The rock-cut tombs lay undisturbed for almost 5000 years. They may have been first encountered during the construction of the Kercem parish church, between 1846-51, which involved extensive quarrying. However the tombs did not draw any further attention and went unnoticed for another 163 years and the present development.
As the site was being cleared of debris in 2008, the tombs were exposed again. The Superintendence immediately took steps to protect the site. A temporary cover was installed to provide shelter from the rain, which came early in the autumn. The site was monitored and allowed to dry for an entire year. Archaeological excavations and anthropological investigations began in July 2009.
The rock-cut chambers have a circular plan and may have been accessed through a special shaft or a roof entrance. One of the chambers has a small annex which still contained fully articulated skeletons. The structures were unfortunately truncated down to almost half of their original height, so that only a 1m or so of the bottom part of the chambers now survives. Except for the articulated burial remains in the small inner annex, the deposits in the larger chambers were disturbed.

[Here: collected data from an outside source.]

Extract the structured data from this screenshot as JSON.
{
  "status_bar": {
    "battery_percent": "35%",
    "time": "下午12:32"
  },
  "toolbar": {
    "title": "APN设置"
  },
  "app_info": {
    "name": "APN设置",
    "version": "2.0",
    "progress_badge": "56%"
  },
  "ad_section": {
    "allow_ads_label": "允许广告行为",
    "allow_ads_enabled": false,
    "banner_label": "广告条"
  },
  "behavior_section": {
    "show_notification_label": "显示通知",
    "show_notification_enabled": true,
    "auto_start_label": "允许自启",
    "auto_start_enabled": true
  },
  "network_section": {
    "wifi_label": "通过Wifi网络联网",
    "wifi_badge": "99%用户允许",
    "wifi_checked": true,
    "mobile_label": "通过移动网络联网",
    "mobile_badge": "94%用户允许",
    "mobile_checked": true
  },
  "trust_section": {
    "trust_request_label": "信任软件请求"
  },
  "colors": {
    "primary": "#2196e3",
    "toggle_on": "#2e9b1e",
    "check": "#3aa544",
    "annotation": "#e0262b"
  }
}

The rock-cutting techniques used at the Kercem tombs are reminiscent of those used at the Hal Saflieni Hypogeum. The grave diggers used drilling and levering techniques to crack stone and carefully shape the burial chambers. Several drill holes can still be seen in the chamber walls, which were also smoothened down, perhaps by means of hard pebbles. A small rock-cut column, marked the entrance to the small annex whose floor is lower than that of the main chamber.

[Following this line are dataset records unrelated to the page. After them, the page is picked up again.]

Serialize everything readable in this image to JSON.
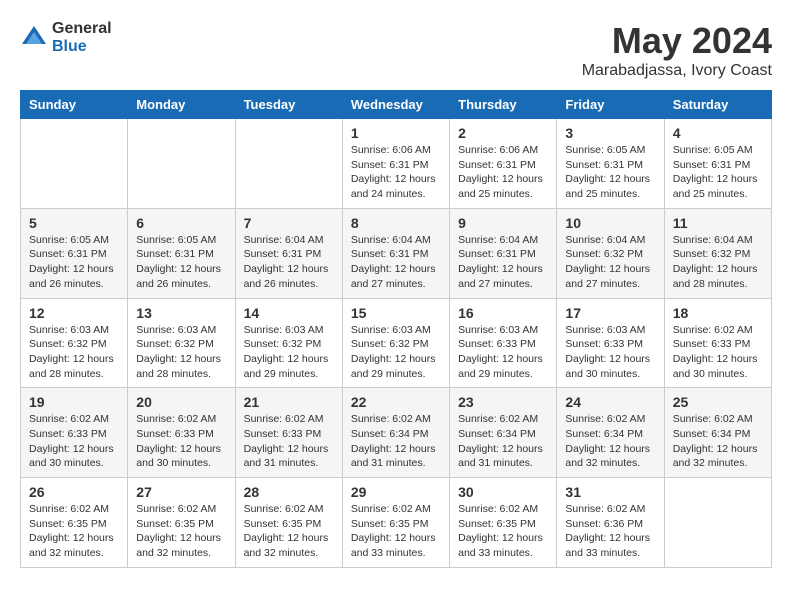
{
  "header": {
    "logo_general": "General",
    "logo_blue": "Blue",
    "title": "May 2024",
    "subtitle": "Marabadjassa, Ivory Coast"
  },
  "days_of_week": [
    "Sunday",
    "Monday",
    "Tuesday",
    "Wednesday",
    "Thursday",
    "Friday",
    "Saturday"
  ],
  "weeks": [
    [
      {
        "day": "",
        "info": ""
      },
      {
        "day": "",
        "info": ""
      },
      {
        "day": "",
        "info": ""
      },
      {
        "day": "1",
        "info": "Sunrise: 6:06 AM\nSunset: 6:31 PM\nDaylight: 12 hours\nand 24 minutes."
      },
      {
        "day": "2",
        "info": "Sunrise: 6:06 AM\nSunset: 6:31 PM\nDaylight: 12 hours\nand 25 minutes."
      },
      {
        "day": "3",
        "info": "Sunrise: 6:05 AM\nSunset: 6:31 PM\nDaylight: 12 hours\nand 25 minutes."
      },
      {
        "day": "4",
        "info": "Sunrise: 6:05 AM\nSunset: 6:31 PM\nDaylight: 12 hours\nand 25 minutes."
      }
    ],
    [
      {
        "day": "5",
        "info": "Sunrise: 6:05 AM\nSunset: 6:31 PM\nDaylight: 12 hours\nand 26 minutes."
      },
      {
        "day": "6",
        "info": "Sunrise: 6:05 AM\nSunset: 6:31 PM\nDaylight: 12 hours\nand 26 minutes."
      },
      {
        "day": "7",
        "info": "Sunrise: 6:04 AM\nSunset: 6:31 PM\nDaylight: 12 hours\nand 26 minutes."
      },
      {
        "day": "8",
        "info": "Sunrise: 6:04 AM\nSunset: 6:31 PM\nDaylight: 12 hours\nand 27 minutes."
      },
      {
        "day": "9",
        "info": "Sunrise: 6:04 AM\nSunset: 6:31 PM\nDaylight: 12 hours\nand 27 minutes."
      },
      {
        "day": "10",
        "info": "Sunrise: 6:04 AM\nSunset: 6:32 PM\nDaylight: 12 hours\nand 27 minutes."
      },
      {
        "day": "11",
        "info": "Sunrise: 6:04 AM\nSunset: 6:32 PM\nDaylight: 12 hours\nand 28 minutes."
      }
    ],
    [
      {
        "day": "12",
        "info": "Sunrise: 6:03 AM\nSunset: 6:32 PM\nDaylight: 12 hours\nand 28 minutes."
      },
      {
        "day": "13",
        "info": "Sunrise: 6:03 AM\nSunset: 6:32 PM\nDaylight: 12 hours\nand 28 minutes."
      },
      {
        "day": "14",
        "info": "Sunrise: 6:03 AM\nSunset: 6:32 PM\nDaylight: 12 hours\nand 29 minutes."
      },
      {
        "day": "15",
        "info": "Sunrise: 6:03 AM\nSunset: 6:32 PM\nDaylight: 12 hours\nand 29 minutes."
      },
      {
        "day": "16",
        "info": "Sunrise: 6:03 AM\nSunset: 6:33 PM\nDaylight: 12 hours\nand 29 minutes."
      },
      {
        "day": "17",
        "info": "Sunrise: 6:03 AM\nSunset: 6:33 PM\nDaylight: 12 hours\nand 30 minutes."
      },
      {
        "day": "18",
        "info": "Sunrise: 6:02 AM\nSunset: 6:33 PM\nDaylight: 12 hours\nand 30 minutes."
      }
    ],
    [
      {
        "day": "19",
        "info": "Sunrise: 6:02 AM\nSunset: 6:33 PM\nDaylight: 12 hours\nand 30 minutes."
      },
      {
        "day": "20",
        "info": "Sunrise: 6:02 AM\nSunset: 6:33 PM\nDaylight: 12 hours\nand 30 minutes."
      },
      {
        "day": "21",
        "info": "Sunrise: 6:02 AM\nSunset: 6:33 PM\nDaylight: 12 hours\nand 31 minutes."
      },
      {
        "day": "22",
        "info": "Sunrise: 6:02 AM\nSunset: 6:34 PM\nDaylight: 12 hours\nand 31 minutes."
      },
      {
        "day": "23",
        "info": "Sunrise: 6:02 AM\nSunset: 6:34 PM\nDaylight: 12 hours\nand 31 minutes."
      },
      {
        "day": "24",
        "info": "Sunrise: 6:02 AM\nSunset: 6:34 PM\nDaylight: 12 hours\nand 32 minutes."
      },
      {
        "day": "25",
        "info": "Sunrise: 6:02 AM\nSunset: 6:34 PM\nDaylight: 12 hours\nand 32 minutes."
      }
    ],
    [
      {
        "day": "26",
        "info": "Sunrise: 6:02 AM\nSunset: 6:35 PM\nDaylight: 12 hours\nand 32 minutes."
      },
      {
        "day": "27",
        "info": "Sunrise: 6:02 AM\nSunset: 6:35 PM\nDaylight: 12 hours\nand 32 minutes."
      },
      {
        "day": "28",
        "info": "Sunrise: 6:02 AM\nSunset: 6:35 PM\nDaylight: 12 hours\nand 32 minutes."
      },
      {
        "day": "29",
        "info": "Sunrise: 6:02 AM\nSunset: 6:35 PM\nDaylight: 12 hours\nand 33 minutes."
      },
      {
        "day": "30",
        "info": "Sunrise: 6:02 AM\nSunset: 6:35 PM\nDaylight: 12 hours\nand 33 minutes."
      },
      {
        "day": "31",
        "info": "Sunrise: 6:02 AM\nSunset: 6:36 PM\nDaylight: 12 hours\nand 33 minutes."
      },
      {
        "day": "",
        "info": ""
      }
    ]
  ]
}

The field-work has now reached the most interesting stage of the excavation. The small annex served both as an ossuary and a place for primary burials. Primary burials were placed on stone floors, each carefully sealing older inhumations. The sides of the small chamber served as an ossuary: some older burials were pushed to the side to make way for new ones. Some individuals were buried in a crouched position, recalling the pose of the iconic ‘Sleeping Lady’.
Votive offerings accompanied the dead, perhaps as gifts or as necessities for the after-life. Pottery fragments are abundant at the Kercem tombs: these belonged to fine ware vessels and coarse ware containers. Most of these date back to the Tarxien phase, and repeat many of the designs that are known from that period. A number of blades, made of local chert, were also discovered. Small flakes of Sicilian flint were also encountered. A small sea-shell brings a personal touch. Future investigations will focus on pathology, on carbon-dating and if possible, on the more elusive DNA of the human remains.
The tombs will become the central feature of a small community museum which is now planned for the site. The Superintendence is working closely with Church authorities to design a small permanent exhibition featuring this important discovery. The idea of the museum is inspired by the Hal Saflieni Hypogeum. The display will feature controlled light levels, a purposefully designed viewing platform, display cases, information panels and an audiovisual presentation. H.E. Mons Mario Grech, a frequent visitor to the site, is a keen supporter of the excavation and ongoing research.
The discovery is a rare event in the archaeology of the Central Mediterranean. The rock-cut tombs add a significant element to Maltese prehistory, and shift attention once again to the importance of Kercem in antiquity. The area is also know for older remains dating to Malta’s Earlier Neolithic, represented by the Ghar Dalam Phase (c. 5000 BCE) at Mixta and Ghjan Abdul. During Late Antiquity, Ghar Gerduf in the lower environs of Kercem served as a Christian burial ground, perhaps serving Roman Rabat.